Surveillance review as a procedural problem
Modern surveillance regimes are typically reviewed by some form of authorisation procedure — a judge, a magistrate, a specialised tribunal — that decides, often on an ex parte basis, whether a particular surveillance measure may proceed. The procedural architecture of that authorisation determines what the substantive law of surveillance actually does in practice.
This Report examines how those authorisations are reviewed in five jurisdictions, drawing on published decisions, statutory frameworks, and the work of national oversight bodies where their reports are public.
Findings
The Report's central finding is that the formal availability of prior judicial authorisation correlates weakly with the substantive rigour of the review. In jurisdictions where prior authorisation is universally required but the reviewing body is structurally limited — by caseload, resource, or institutional position — authorisation functions largely as a procedural formality. In jurisdictions where prior authorisation is required less broadly but the reviewing body has institutional standing and substantive jurisdiction, review functions as a meaningful constraint.
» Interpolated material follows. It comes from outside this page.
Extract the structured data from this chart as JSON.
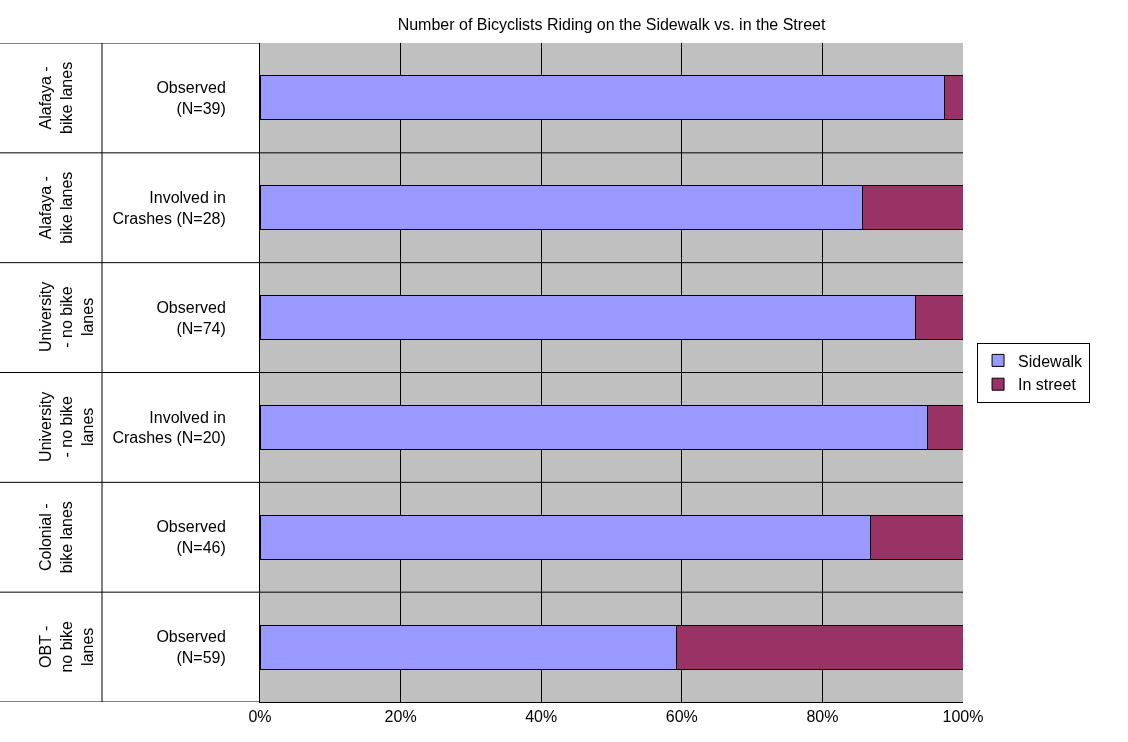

Three institutional conditions are associated with substantive review: a specialised reviewing body with its own staff and reasoning practice; a published-decisions tradition (even if redacted) that builds an interpretive record; and the routine availability of a public interest advocate or amicus role at the authorisation stage.
Implications
These findings have implications for surveillance-law reform: the formal architecture matters less than the institutional substance of the reviewing body. Reforms that strengthen the substantive review function — staffing, jurisdiction, published reasoning — do more to constrain surveillance than reforms that merely require more authorisations.